Notes et signes

17.06.2016
Sports et divertissements, partition imagée d’Erik Satie (1886-1925)

Sports et divertissements, partition imagée d’Erik Satie (1886-1925)

Notation musicale et calligrammes, par Karine Le Bail

« Le compositeur, c’est d’abord un calligraphe » (Igor Stravinsky)

Des neumes utilisés pour la notation musicale au Moyen Âge aux partitions imagées d’Erik Satie pour son œuvre Sports et divertissements le geste calligraphique du compositeur porte en lui un double système de signes. Il est bien sûr le code d’interprétation commun, au même titre que l’écriture. Mais il suffit d’admirer l’intense expressivité des partitions des Pièces pour clavecin de François Couperin, avec leurs barres de croches aux lignes heurtées ou délicieusement courbées, pour voir dans le « dessin musical » ce que le poète Guillaume Apollinaire, voulant désigner la poésie visuelle, avait tout d’abord appelé les idéogrammes lyriques avant d’inventer le mot de calligramme. Avec son étymologie remontant au grec kalos (la beauté) et gramma (la lettre), le calligramme fait en effet « dire au texte ce que représente le dessin » (Michel Foucault), tout comme la graphie du compositeur laisse passer, par-delà la dimension formelle de la notation musicale, une intention personnelle.

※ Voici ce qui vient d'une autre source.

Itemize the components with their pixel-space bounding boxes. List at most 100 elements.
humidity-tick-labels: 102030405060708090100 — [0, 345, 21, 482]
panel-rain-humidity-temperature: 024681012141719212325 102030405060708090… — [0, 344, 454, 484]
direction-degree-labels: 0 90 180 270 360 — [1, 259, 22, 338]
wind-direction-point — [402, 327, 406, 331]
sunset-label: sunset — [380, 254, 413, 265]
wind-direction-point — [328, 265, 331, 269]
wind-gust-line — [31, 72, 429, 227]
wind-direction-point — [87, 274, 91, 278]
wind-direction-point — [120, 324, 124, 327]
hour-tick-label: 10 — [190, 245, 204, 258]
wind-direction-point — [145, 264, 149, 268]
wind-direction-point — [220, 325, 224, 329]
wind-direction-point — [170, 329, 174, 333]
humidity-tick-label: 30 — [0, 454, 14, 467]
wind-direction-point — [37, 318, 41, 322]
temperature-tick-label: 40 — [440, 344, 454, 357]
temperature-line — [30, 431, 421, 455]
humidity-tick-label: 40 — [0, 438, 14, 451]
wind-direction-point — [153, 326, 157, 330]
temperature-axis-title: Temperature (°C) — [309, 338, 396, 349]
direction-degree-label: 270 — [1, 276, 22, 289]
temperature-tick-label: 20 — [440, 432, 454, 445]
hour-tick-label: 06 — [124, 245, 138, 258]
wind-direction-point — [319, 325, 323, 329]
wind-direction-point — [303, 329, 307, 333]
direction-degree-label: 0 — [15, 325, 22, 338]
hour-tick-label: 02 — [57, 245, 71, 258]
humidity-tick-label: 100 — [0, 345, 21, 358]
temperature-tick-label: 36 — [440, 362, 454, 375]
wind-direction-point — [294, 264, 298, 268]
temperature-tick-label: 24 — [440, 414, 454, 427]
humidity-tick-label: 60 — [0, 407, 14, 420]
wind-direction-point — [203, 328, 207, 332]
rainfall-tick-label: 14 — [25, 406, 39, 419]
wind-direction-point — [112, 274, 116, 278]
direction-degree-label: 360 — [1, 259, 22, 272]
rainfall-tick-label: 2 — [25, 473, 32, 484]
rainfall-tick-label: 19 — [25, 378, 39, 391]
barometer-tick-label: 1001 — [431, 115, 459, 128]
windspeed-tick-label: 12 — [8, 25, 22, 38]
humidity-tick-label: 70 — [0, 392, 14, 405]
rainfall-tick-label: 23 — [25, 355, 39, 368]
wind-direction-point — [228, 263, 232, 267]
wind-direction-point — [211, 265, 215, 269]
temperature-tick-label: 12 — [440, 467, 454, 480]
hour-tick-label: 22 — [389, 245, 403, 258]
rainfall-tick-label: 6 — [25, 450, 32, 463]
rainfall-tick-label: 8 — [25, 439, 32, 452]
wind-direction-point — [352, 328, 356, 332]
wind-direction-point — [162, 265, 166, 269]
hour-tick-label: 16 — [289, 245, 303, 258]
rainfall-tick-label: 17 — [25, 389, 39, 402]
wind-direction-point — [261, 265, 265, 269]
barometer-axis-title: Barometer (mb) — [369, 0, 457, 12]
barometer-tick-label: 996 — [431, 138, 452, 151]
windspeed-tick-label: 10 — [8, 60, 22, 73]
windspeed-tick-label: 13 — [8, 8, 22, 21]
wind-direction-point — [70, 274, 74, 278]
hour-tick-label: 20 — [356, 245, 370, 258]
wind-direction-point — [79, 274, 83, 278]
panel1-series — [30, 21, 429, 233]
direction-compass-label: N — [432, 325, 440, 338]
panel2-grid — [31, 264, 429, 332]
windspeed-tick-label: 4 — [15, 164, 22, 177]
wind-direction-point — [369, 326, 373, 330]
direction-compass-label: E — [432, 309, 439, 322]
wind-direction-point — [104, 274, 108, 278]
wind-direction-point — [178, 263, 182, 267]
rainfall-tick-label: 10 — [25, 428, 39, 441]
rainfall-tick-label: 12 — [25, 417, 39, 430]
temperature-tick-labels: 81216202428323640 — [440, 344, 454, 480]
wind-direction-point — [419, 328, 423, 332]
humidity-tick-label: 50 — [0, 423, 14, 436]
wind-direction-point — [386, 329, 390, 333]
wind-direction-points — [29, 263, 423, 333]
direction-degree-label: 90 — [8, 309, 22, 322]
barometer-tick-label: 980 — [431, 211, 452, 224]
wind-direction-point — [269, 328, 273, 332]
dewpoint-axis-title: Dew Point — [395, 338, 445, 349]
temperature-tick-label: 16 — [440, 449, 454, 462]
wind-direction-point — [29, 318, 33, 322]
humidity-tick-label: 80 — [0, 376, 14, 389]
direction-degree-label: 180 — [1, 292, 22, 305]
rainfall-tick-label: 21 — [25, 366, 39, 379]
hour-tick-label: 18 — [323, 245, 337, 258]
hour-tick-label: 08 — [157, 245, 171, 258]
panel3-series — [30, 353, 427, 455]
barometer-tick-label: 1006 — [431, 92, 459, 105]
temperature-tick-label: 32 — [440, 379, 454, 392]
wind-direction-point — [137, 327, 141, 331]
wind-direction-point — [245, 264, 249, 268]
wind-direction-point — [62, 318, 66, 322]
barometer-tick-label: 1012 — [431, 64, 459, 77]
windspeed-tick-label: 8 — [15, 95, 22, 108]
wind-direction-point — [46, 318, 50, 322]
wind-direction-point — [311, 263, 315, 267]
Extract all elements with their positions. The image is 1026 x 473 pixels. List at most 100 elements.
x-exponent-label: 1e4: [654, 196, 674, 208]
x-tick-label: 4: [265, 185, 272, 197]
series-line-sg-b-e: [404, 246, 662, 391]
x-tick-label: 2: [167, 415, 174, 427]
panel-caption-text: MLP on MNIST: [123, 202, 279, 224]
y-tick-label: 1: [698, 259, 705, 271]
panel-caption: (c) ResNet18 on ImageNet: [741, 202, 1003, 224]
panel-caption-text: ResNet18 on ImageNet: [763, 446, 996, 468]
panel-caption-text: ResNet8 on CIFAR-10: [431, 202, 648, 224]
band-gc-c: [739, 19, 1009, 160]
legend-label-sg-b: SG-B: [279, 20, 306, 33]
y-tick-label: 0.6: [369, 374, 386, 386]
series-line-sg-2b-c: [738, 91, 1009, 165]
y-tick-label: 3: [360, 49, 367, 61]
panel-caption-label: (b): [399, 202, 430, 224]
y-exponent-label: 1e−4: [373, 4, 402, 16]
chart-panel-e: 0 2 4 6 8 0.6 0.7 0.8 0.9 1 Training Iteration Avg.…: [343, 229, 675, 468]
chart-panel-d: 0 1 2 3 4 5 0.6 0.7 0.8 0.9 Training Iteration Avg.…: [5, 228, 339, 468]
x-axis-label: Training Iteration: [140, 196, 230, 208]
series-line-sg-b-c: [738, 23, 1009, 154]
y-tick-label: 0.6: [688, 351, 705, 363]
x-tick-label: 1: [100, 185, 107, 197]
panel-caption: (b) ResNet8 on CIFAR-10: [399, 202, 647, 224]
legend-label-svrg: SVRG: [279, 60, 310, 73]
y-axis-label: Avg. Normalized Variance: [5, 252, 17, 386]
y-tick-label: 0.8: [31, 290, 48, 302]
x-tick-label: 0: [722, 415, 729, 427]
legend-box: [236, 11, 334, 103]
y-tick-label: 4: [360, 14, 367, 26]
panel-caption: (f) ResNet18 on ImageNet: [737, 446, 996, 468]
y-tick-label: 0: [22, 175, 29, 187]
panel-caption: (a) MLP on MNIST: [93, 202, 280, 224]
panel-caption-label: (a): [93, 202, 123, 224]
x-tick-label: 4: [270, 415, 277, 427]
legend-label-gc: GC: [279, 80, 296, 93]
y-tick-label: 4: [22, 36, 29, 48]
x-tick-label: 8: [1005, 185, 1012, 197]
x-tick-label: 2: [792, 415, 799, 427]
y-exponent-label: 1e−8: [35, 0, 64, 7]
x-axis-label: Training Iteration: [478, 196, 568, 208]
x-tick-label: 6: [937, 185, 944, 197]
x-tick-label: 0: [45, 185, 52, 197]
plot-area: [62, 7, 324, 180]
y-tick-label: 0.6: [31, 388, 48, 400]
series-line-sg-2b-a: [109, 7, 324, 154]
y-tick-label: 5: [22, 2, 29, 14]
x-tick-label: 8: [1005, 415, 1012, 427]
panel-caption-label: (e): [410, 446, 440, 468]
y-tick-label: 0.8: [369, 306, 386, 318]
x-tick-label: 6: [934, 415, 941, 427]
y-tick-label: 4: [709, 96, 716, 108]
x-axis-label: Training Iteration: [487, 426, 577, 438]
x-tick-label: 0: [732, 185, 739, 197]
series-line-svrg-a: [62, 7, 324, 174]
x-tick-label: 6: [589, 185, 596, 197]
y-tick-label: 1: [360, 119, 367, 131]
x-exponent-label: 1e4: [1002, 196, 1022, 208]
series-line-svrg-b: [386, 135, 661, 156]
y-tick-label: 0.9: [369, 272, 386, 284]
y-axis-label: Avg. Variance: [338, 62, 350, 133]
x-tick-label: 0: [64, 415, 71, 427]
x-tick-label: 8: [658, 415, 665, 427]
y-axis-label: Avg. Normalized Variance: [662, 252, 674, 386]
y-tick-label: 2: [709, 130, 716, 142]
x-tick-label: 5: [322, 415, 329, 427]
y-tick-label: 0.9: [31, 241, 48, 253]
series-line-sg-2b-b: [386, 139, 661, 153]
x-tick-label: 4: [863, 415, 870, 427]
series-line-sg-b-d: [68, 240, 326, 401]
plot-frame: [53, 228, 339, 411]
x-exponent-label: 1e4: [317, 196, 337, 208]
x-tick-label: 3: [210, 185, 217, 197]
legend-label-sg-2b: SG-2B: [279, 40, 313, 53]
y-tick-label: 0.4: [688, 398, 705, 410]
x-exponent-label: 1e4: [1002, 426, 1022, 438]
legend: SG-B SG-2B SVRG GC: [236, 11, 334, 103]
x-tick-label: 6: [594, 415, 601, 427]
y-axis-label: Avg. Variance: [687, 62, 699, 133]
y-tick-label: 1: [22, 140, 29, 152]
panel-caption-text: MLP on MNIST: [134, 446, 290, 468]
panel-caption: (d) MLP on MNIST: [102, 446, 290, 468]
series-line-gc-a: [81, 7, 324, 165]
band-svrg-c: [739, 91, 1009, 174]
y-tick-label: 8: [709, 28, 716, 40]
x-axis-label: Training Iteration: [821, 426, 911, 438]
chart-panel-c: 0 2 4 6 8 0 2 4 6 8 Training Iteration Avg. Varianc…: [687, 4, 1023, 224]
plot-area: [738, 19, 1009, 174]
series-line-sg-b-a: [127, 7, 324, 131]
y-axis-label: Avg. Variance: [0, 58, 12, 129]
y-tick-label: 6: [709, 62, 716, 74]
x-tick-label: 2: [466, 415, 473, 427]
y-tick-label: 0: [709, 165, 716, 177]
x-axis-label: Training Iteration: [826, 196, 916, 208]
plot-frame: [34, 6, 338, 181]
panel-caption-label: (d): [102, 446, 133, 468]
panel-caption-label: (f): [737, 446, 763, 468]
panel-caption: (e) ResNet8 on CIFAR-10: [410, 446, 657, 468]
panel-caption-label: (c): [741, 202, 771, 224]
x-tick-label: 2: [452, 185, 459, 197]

Si bien qu’en dépit de la stabilisation, à partir du XVIIe siècle, de la notation musicale, avec la fixation d’une norme commune, les compositeurs n’ont jamais cessé d’inventer ornements et signes, comme autant de calligrammes musicaux marquant leur irréductible liberté de créateurs.
À partir du XXe siècle, les compositeurs s’affranchissent toujours davantage de la notation classique. On pense aux tableaux abstraits des partitions de Brian Ferneyhough, comme ccelle de Unity Capsule , pièce pour flûte solo, aux branches d’arbres dessinées par Luigi Dallapicolla pour son Concerto fatto per la notte di Natale dell’anno ou encore aux rectangles de la partition de Morton Feldman Projection 3, pour deux pianos.
Aujourd’hui, les musiques électroniques, le live coding ou encore le Soundpainting invitent à de nouvelles formes d’écriture, rendant le mot de Stravinsky sur le compositeur-calligraphe toujours plus actuel.

 

Karine Le Bail est historienne (CNRS / EHESS) et productrice de l’émission « À pleine voix » sur France Musique.